Sex-specific epi-marks, which normally do not pass between generations, can lead to homosexuality when they escape erasure and are transmitted from father to daughter or mother to son.

A scientific team from the University of Tennessee-Knoxville, University of California, Santa Barbara, and Uppsala University in Sweden reports the completion of a research project indicating that homosexuality may be the result of epigenetic influences on sexual development. According to the study, published online today in The Quarterly Review of Biology, sex-specific epi-marks, which normally do not pass between generations and are thus “erased,” can lead to homosexuality when they escape erasure and are transmitted from father to daughter or mother to son.

From an evolutionary standpoint, homosexuality is a trait that would not be expected to develop and persist in the face of Darwinian natural selection, according to the scientists. Homosexuality is nevertheless common for men and women in most cultures. Previous studies have shown that homosexuality runs in families, leading most researchers to presume a genetic underpinning of sexual preference. However, the scientists continue, no major gene for homosexuality has been found despite numerous studies searching for a genetic connection.
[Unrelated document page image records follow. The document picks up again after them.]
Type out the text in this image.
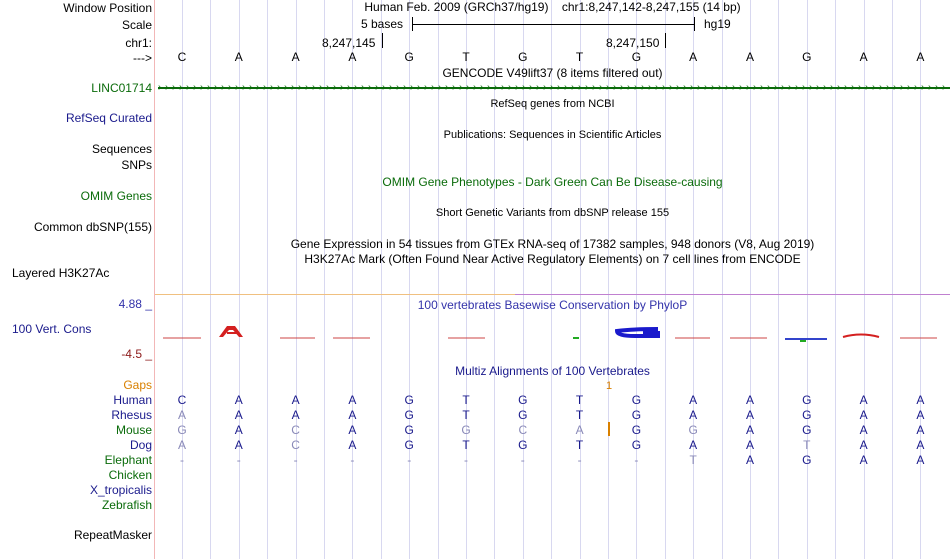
Window Position
Scale
chr1:
--->
LINC01714
RefSeq Curated
Sequences
SNPs
OMIM Genes
Common dbSNP(155)
Layered H3K27Ac
4.88 _
100 Vert. Cons
-4.5 _
Gaps
Human
Rhesus
Mouse
Dog
Elephant
Chicken
X_tropicalis
Zebrafish
RepeatMasker
Human Feb. 2009 (GRCh37/hg19) chr1:8,247,142-8,247,155 (14 bp)
5 bases	hg19
8,247,145	8,247,150
C	A	A	A	G	T	G	T	G	A	A	G	A	A
GENCODE V49lift37 (8 items filtered out)
› › › › › › › › › › › › › › › › › › › › › › › › › › › › › › › › › › › › › › › › › › › › › › › › › › › › › › › › › › › › › › › › › › › › › › › › › › › › › › › › › › › › › › › › › › › › › › › › › › › › › › › › › › › › › › › › ›
RefSeq genes from NCBI
Publications: Sequences in Scientific Articles
OMIM Gene Phenotypes - Dark Green Can Be Disease-causing
Short Genetic Variants from dbSNP release 155
Gene Expression in 54 tissues from GTEx RNA-seq of 17382 samples, 948 donors (V8, Aug 2019)
H3K27Ac Mark (Often Found Near Active Regulatory Elements) on 7 cell lines from ENCODE
100 vertebrates Basewise Conservation by PhyloP
Multiz Alignments of 100 Vertebrates
1
C	A	A	A	G	T	G	T	G	A	A	G	A	A
A	A	A	A	G	T	G	T	G	A	A	G	A	A
G	A	C	A	G	G	C	A	G	G	A	G	A	A
A	A	C	A	G	T	G	T	G	A	A	T	A	A
-	-	-	-	-	-	-	-	-	T	A	G	A	A
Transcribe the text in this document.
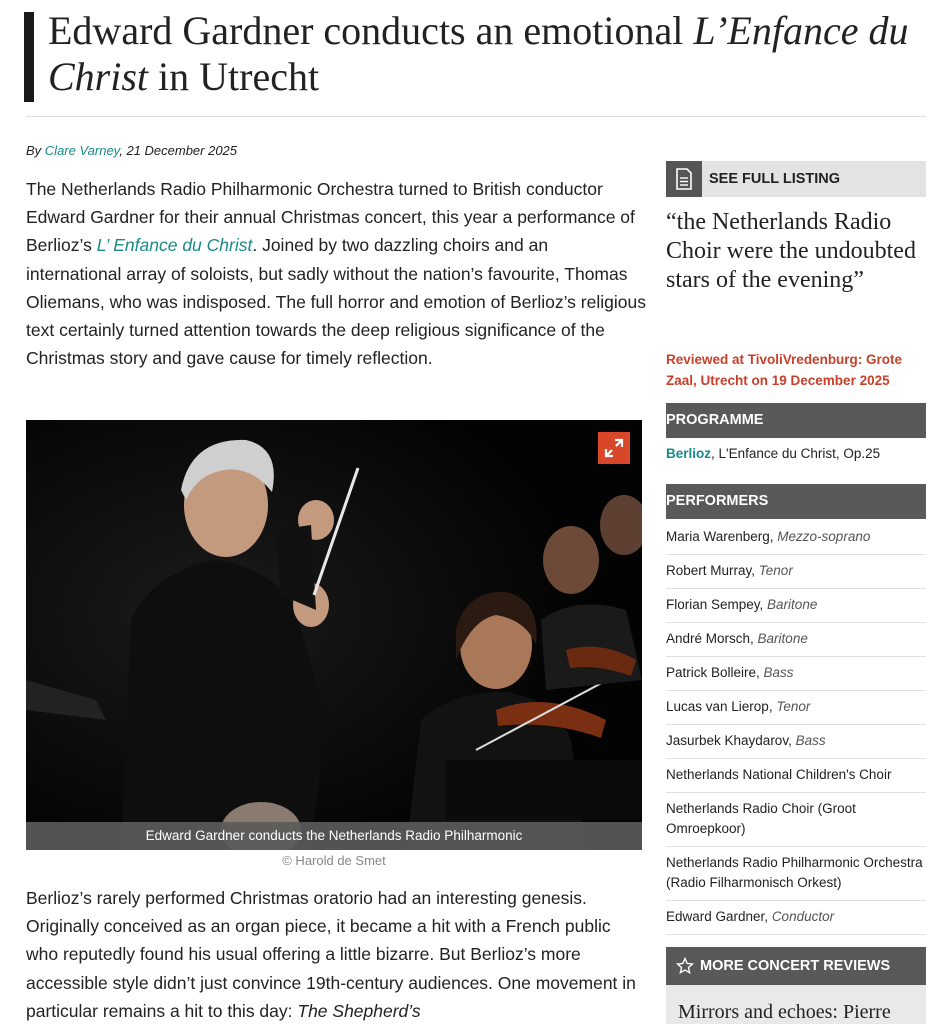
Edward Gardner conducts an emotional L’Enfance du Christ in Utrecht
By Clare Varney, 21 December 2025

The Netherlands Radio Philharmonic Orchestra turned to British conductor Edward Gardner for their annual Christmas concert, this year a performance of Berlioz’s L’ Enfance du Christ. Joined by two dazzling choirs and an international array of soloists, but sadly without the nation’s favourite, Thomas Oliemans, who was indisposed. The full horror and emotion of Berlioz’s religious text certainly turned attention towards the deep religious significance of the Christmas story and gave cause for timely reflection.

Edward Gardner conducts the Netherlands Radio Philharmonic
© Harold de Smet

Berlioz’s rarely performed Christmas oratorio had an interesting genesis. Originally conceived as an organ piece, it became a hit with a French public who reputedly found his usual offering a little bizarre. But Berlioz’s more accessible style didn’t just convince 19th-century audiences. One movement in particular remains a hit to this day: The Shepherd’s

SEE FULL LISTING
“the Netherlands Radio Choir were the undoubted stars of the evening”
Reviewed at TivoliVredenburg: Grote Zaal, Utrecht on 19 December 2025
PROGRAMME
Berlioz, L'Enfance du Christ, Op.25
PERFORMERS
Maria Warenberg, Mezzo-soprano
Robert Murray, Tenor
Florian Sempey, Baritone
André Morsch, Baritone
Patrick Bolleire, Bass
Lucas van Lierop, Tenor
Jasurbek Khaydarov, Bass
Netherlands National Children's Choir
Netherlands Radio Choir (Groot Omroepkoor)
Netherlands Radio Philharmonic Orchestra (Radio Filharmonisch Orkest)
Edward Gardner, Conductor
MORE CONCERT REVIEWS
Mirrors and echoes: Pierre
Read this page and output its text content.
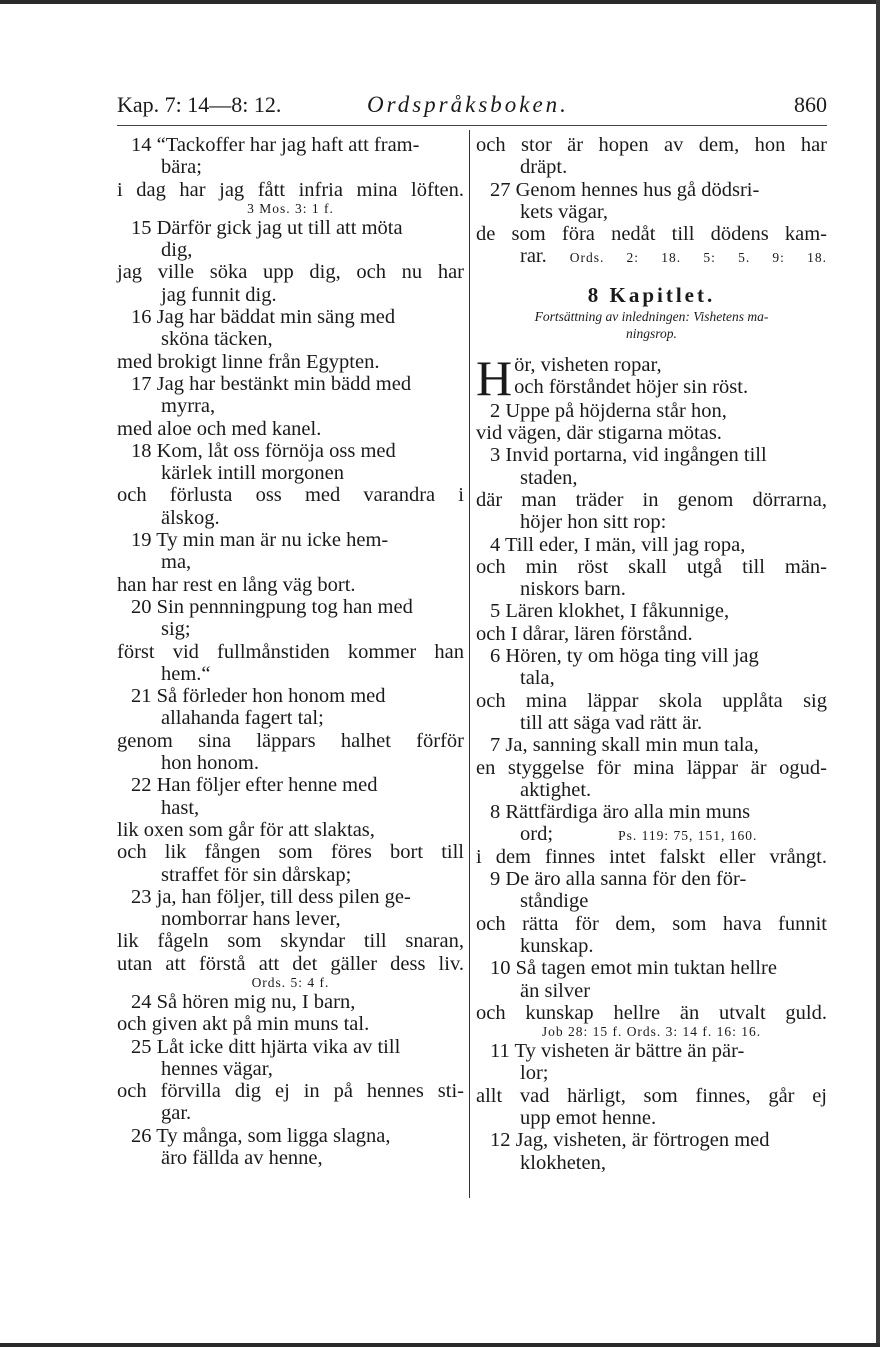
Kap. 7: 14—8: 12.	Ordspråksboken.	860
14 “Tackoffer har jag haft att fram-
bära;
i dag har jag fått infria mina löften.
3 Mos. 3: 1 f.
15 Därför gick jag ut till att möta
dig,
jag ville söka upp dig, och nu har
jag funnit dig.
16 Jag har bäddat min säng med
sköna täcken,
med brokigt linne från Egypten.
17 Jag har bestänkt min bädd med
myrra,
med aloe och med kanel.
18 Kom, låt oss förnöja oss med
kärlek intill morgonen
och förlusta oss med varandra i
älskog.
19 Ty min man är nu icke hem-
ma,
han har rest en lång väg bort.
20 Sin pennningpung tog han med
sig;
först vid fullmånstiden kommer han
hem.“
21 Så förleder hon honom med
allahanda fagert tal;
genom sina läppars halhet förför
hon honom.
22 Han följer efter henne med
hast,
lik oxen som går för att slaktas,
och lik fången som föres bort till
straffet för sin dårskap;
23 ja, han följer, till dess pilen ge-
nomborrar hans lever,
lik fågeln som skyndar till snaran,
utan att förstå att det gäller dess liv.
Ords. 5: 4 f.
24 Så hören mig nu, I barn,
och given akt på min muns tal.
25 Låt icke ditt hjärta vika av till
hennes vägar,
och förvilla dig ej in på hennes sti-
gar.
26 Ty många, som ligga slagna,
äro fällda av henne,
och stor är hopen av dem, hon har
dräpt.
27 Genom hennes hus gå dödsri-
kets vägar,
de som föra nedåt till dödens kam-
rar. Ords. 2: 18. 5: 5. 9: 18.
8 Kapitlet.
Fortsättning av inledningen: Vishetens ma-
ningsrop.
H ör, visheten ropar,
och förståndet höjer sin röst.
2 Uppe på höjderna står hon,
vid vägen, där stigarna mötas.
3 Invid portarna, vid ingången till
staden,
där man träder in genom dörrarna,
höjer hon sitt rop:
4 Till eder, I män, vill jag ropa,
och min röst skall utgå till män-
niskors barn.
5 Lären klokhet, I fåkunnige,
och I dårar, lären förstånd.
6 Hören, ty om höga ting vill jag
tala,
och mina läppar skola upplåta sig
till att säga vad rätt är.
7 Ja, sanning skall min mun tala,
en styggelse för mina läppar är ogud-
aktighet.
8 Rättfärdiga äro alla min muns
ord;	Ps. 119: 75, 151, 160.
i dem finnes intet falskt eller vrångt.
9 De äro alla sanna för den för-
ståndige
och rätta för dem, som hava funnit
kunskap.
10 Så tagen emot min tuktan hellre
än silver
och kunskap hellre än utvalt guld.
Job 28: 15 f. Ords. 3: 14 f. 16: 16.
11 Ty visheten är bättre än pär-
lor;
allt vad härligt, som finnes, går ej
upp emot henne.
12 Jag, visheten, är förtrogen med
klokheten,
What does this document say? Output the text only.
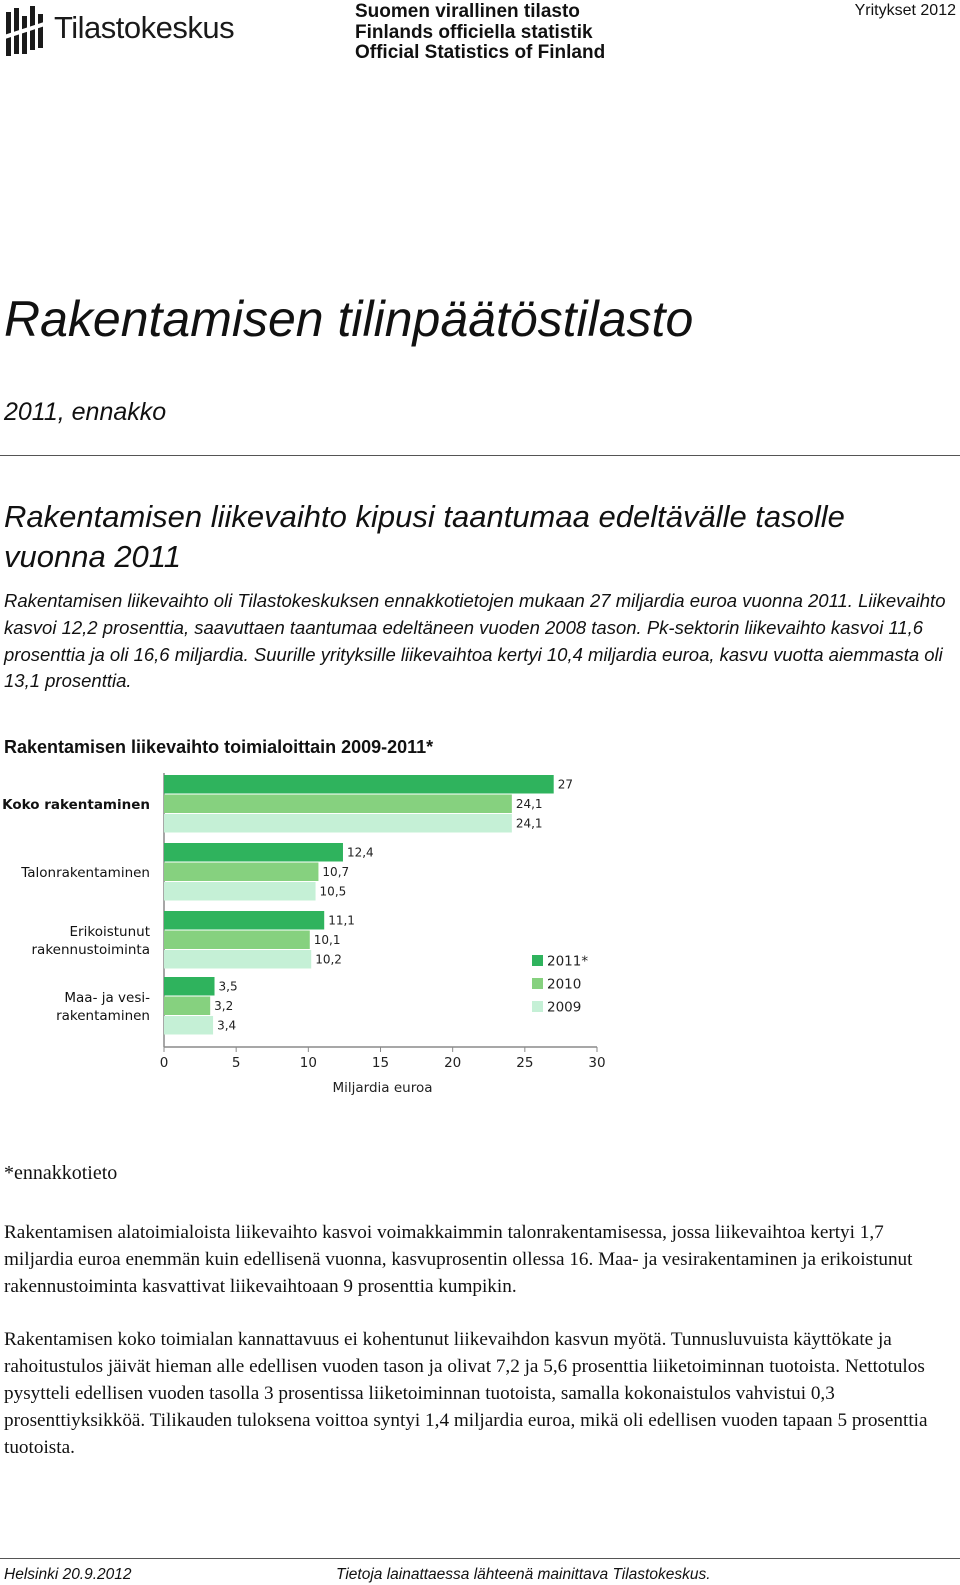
Tilastokeskus	Suomen virallinen tilasto
Finlands officiella statistik
Official Statistics of Finland
Yritykset 2012
Rakentamisen tilinpäätöstilasto
2011, ennakko
Rakentamisen liikevaihto kipusi taantumaa edeltävälle tasolle vuonna 2011
Rakentamisen liikevaihto oli Tilastokeskuksen ennakkotietojen mukaan 27 miljardia euroa vuonna 2011. Liikevaihto kasvoi 12,2 prosenttia, saavuttaen taantumaa edeltäneen vuoden 2008 tason. Pk-sektorin liikevaihto kasvoi 11,6 prosenttia ja oli 16,6 miljardia. Suurille yrityksille liikevaihtoa kertyi 10,4 miljardia euroa, kasvu vuotta aiemmasta oli 13,1 prosenttia.
Rakentamisen liikevaihto toimialoittain 2009-2011*
0	5	10	15	20	25	30
Miljardia euroa
27
12,4
11,1
3,5
24,1
10,7
10,1
3,2
24,1
10,5
10,2
3,4
Koko rakentaminen
Talonrakentaminen
Erikoistunut
rakennustoiminta
Maa- ja vesi-
rakentaminen
2011*
2010
2009
*ennakkotieto
Rakentamisen alatoimialoista liikevaihto kasvoi voimakkaimmin talonrakentamisessa, jossa liikevaihtoa kertyi 1,7 miljardia euroa enemmän kuin edellisenä vuonna, kasvuprosentin ollessa 16. Maa- ja vesirakentaminen ja erikoistunut rakennustoiminta kasvattivat liikevaihtoaan 9 prosenttia kumpikin.
Rakentamisen koko toimialan kannattavuus ei kohentunut liikevaihdon kasvun myötä. Tunnusluvuista käyttökate ja rahoitustulos jäivät hieman alle edellisen vuoden tason ja olivat 7,2 ja 5,6 prosenttia liiketoiminnan tuotoista. Nettotulos pysytteli edellisen vuoden tasolla 3 prosentissa liiketoiminnan tuotoista, samalla kokonaistulos vahvistui 0,3 prosenttiyksikköä. Tilikauden tuloksena voittoa syntyi 1,4 miljardia euroa, mikä oli edellisen vuoden tapaan 5 prosenttia tuotoista.
Helsinki 20.9.2012	Tietoja lainattaessa lähteenä mainittava Tilastokeskus.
In the current study, researchers from the Working Group on Intragenomic Conflict at the National Institute for Mathematical and Biological Synthesis (NIMBioS) integrated evolutionary theory with recent advances in the molecular regulation of gene expression and androgen-dependent sexual development to produce a biological and mathematical model that delineates the role of epigenetics in homosexuality. Epi-marks constitute an extra layer of information attached to our genes’ backbones that regulates their expression. While genes hold the instructions, epi-marks direct how those instructions are carried out, i.e., when, where, and how much a gene is expressed during development. Epi-marks are usually produced each generation, but recent evidence demonstrates that they sometimes carryover between generations and thus can contribute to similarity among relatives, resembling the effect of shared genes.

Sex-specific epi-marks produced in early fetal development protect each sex from the substantial natural variation in testosterone that occurs during later fetal development. Sex-specific epi-marks stop girl fetuses from being masculinized when they experience atypically high testosterone, and vice versa for boy fetuses. Different epi-marks protect different sex-specific traits from being masculinized or feminized, e.g., some affect the genitals, others sexual identity, and yet others affect sexual partner preference. However, when these epi-marks are transmitted across generations from fathers to daughters or mothers to sons, they may cause reversed effects, such as the feminization of some traits in sons, such as sexual preference, and similarly a partial masculinization of daughters.

The study solves the evolutionary riddle of homosexuality, finding that “sexually antagonistic” epi-marks, which normally protect parents from natural variation in sex hormone levels during fetal development, sometimes carryover across generations and cause homosexuality in opposite-sex offspring, explained the study’s co-author Sergey Gavrilets, Ph.D., NIMBioS’ associate director for scientific activities and a professor at the University of Tennessee-Knoxville. The mathematical modeling demonstrates that genes coding for these epi-marks can easily spread in the population because they always increase the fitness of the parent but only rarely escape erasure and reduce fitness in offspring.

“Transmission of sexually antagonistic epi-marks between generations is the most plausible evolutionary mechanism of the phenomenon of human homosexuality,” said Dr. Gavrilets.

The new study is not the first to delineate the potential impact of epigenetics on sexual orientation and preference. In 2001, writing in Neuroendocrinology Letters, Günter Dörner, M.D., from the Berlin, Germany-based Humboldt University Medical School, and colleagues, published an article entitled “Genetic and Epigenetic Effects on Sexual Brain Organization Mediated by Sex Hormones.”

The study concluded as follows: “Most of all, our findings support the theory inaugurated in the 1970s that sex hormone activities in pre- and early postnatal life, which can be altered by genetic as well as by epigenetic effects, are able to program sexual brain organization and hence sexual orientation, gender role behavior, and gender identity as well as gonadal functions throughout life.”